Modelling and estimation of friction brake torque for a brake by wire system

Recent advances in the automotive industry have incorporated the latest technology in vehicle electrification, with the aim to reduce fuel consumption, pollutants emissions, as well as enhance vehicle performance and safety. As a result, Electric Vehicles (EV) and Hybrid Electric Vehicles (HEV) have become the imminent automotive future, establishing important challenges in vehicle systems integration and control. In these vehicles, the regenerative braking is currently the major technique of energy recovery, providing accurate control on the brake torque applied. However regenerative brakes still need the support of conventional friction brakes, mainly due to the battery limitations. Consequently, the coordination of both braking strategies becomes critical for the safe actuation of braking related systems such as: ABS and ESP. Unfortunately, the torque blending between friction and regenerative brakes is a complicated task due to the different systems inputs; the regenerative brakes receive torque inputs, whilst the friction brakes work with pressure inputs.

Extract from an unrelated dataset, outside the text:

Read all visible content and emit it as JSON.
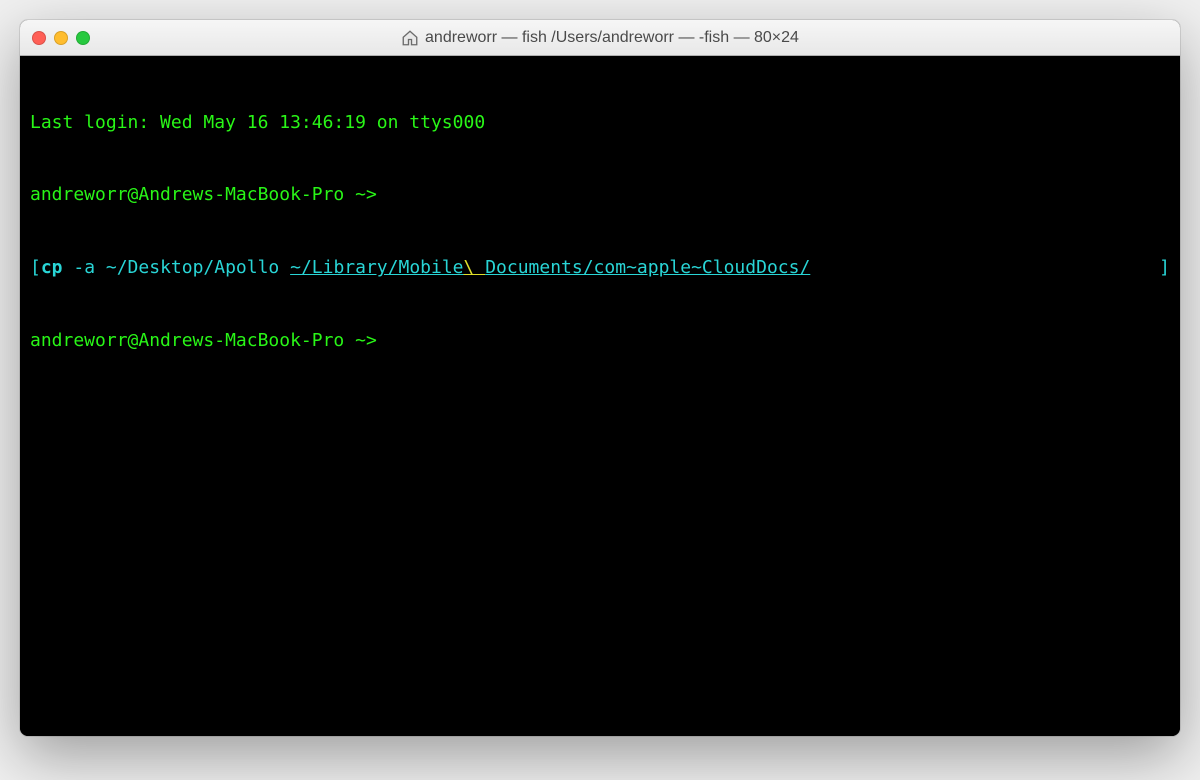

This paper proposes the friction brake torque estimation to simplify the torque blending, and improve the energy recovery and driving safety. The brake torque is estimated not only considering the pressure developed at the calipers, but also the brake disc temperature, and the wheel speed effect on the friction coefficient. The torque is obtained without installing additional sensors in the vehicle platform, considering that only wheel speed sensors are available. The estimation is performed using the extended version of the Kalman Filter. The results obtained are very satisfactory, and can improve the performance of the named systems in a safe way.